The Progress & Freedom Foundation will be in Brussels, Belgium, the week of February 13th, making its presence known in the heart of the European Union. PFF President Ray Gifford and Senior Fellows James DeLong and Tom Lenard will bring with them the message they relayed in Milan, Italy, on the effort to find a middle ground between exclusive control and total openness in digital age standards.

The PFF fellows will be working with The Centre for a New Europe, a non-profit, non-partisan research foundation headquartered in Brussels. The Centre was founded in 1993 by a Belgian lawyer and a Belgian journalist after a meeting in the Hilton Hotel on the Toison d'Or in Brussels. From this small beginning, the Centre has become a leading forum for discussing the animating ideas and practical implications of European Union policies. The Centre's reach now extends beyond Brussels to include offices and staff in Germany and the United Kingdom. The Centre is named for the "New Europe" now being born, for the European Union's daring, historic experiment to unite some 300 million Europeans in peace and freedom. As an active member of civil society, the Centre sees itself as part of that grand ambition to create a free, prosperous and peaceful Europe.

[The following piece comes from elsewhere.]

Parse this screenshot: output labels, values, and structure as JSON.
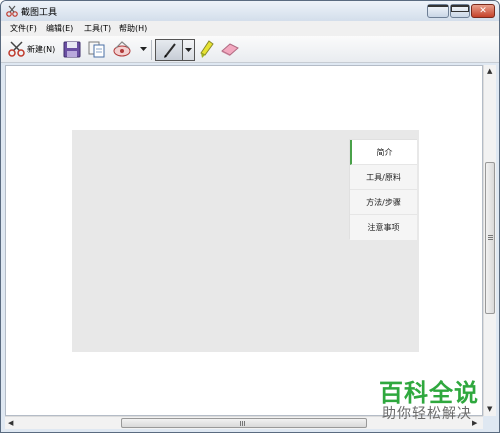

Over the years, the Centre has published dozens of books, upwards of one hundred newspaper and magazine articles, and hosted hundreds of EU Commission staffers, Members of the European Parliament and key journalists at luncheon and dinner discussions. It will partner with PFF on February 15th to host a luncheon for European Parliament members, and on February 16th for a dinner for European Parliament staff members.

The European Parliament in recent years has been wrestling with intellectual property in the digital age, and their actions affect not only hundreds of millions of Europeans but the global digital economy. Some groups have pushed for policymakers to mandate the use of open source or other interconnection mechanisms. This approach recognizes only half the problem, the need for openness, while ignoring the need to maintain incentives for innovation and investment. In practice, the approach may also frustrate interoperability because its very openness encourages tweaking and forking, which can result in version proliferation and incompatibility.

A superior route relies on the creativity of private companies acting within free markets, with governments playing their classic role of defining and enforcing property rights and protecting the integrity of the market. In this approach, the business world is free to develop its own routes to interoperability and openness, relying on standard-setting processes, contracts, and property rights.